Conclusion

This project aimed to develop a containerized, cloud-based application to identify stocks with behavior similar to Deutz using a NoSQL PostgreSQL database with JSONB data. Five distinct approaches were explored to analyze and match time series patterns, including threshold-based filtering, machine learning with Keras, LLM-generated scripts, randomized data variation, PyCaret’s automated model selection, and Dynamic Time Warping (DTW) with the dtaidistance library. Despite these efforts, none of the approaches yielded conclusive results, as each identified too many companies that did not closely resemble Deutz’s stock behavior.The primary challenge was the lack of specificity in the models, likely due to the unlabelled nature of the large time series dataset and the complexity of capturing Deutz’s unique stock behavior mathematically. While tools like PyCaret and dtaidistance offered efficient workflows and robust distance metrics, the results suggest that more refined feature engineering, additional labeled data, or hybrid approaches combining domain-specific criteria with advanced machine learning techniques may be necessary.

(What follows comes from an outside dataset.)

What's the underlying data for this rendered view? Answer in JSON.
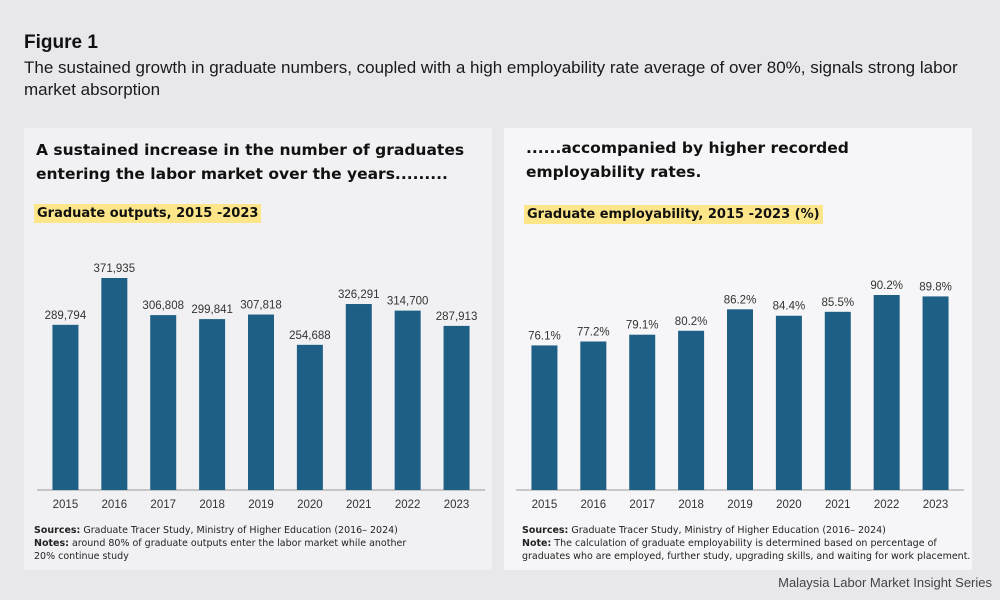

Future work could focus on incorporating external market indicators, fine-tuning model parameters, or leveraging more sophisticated time series clustering methods to improve pattern recognition accuracy. This project highlights the challenges of time series similarity search in real data and underscores the need for iterative refinement in such applications.

things learned

The primary objective of this educational project was getting acquinted with the cloud (Azure), techniques like containerisation, kubernetes, and continuous development and integration. It cannot be overstated that learning hands on, yields enormous results in my personal case. Moreover, much of the effort, could not go unwasted in the workplace.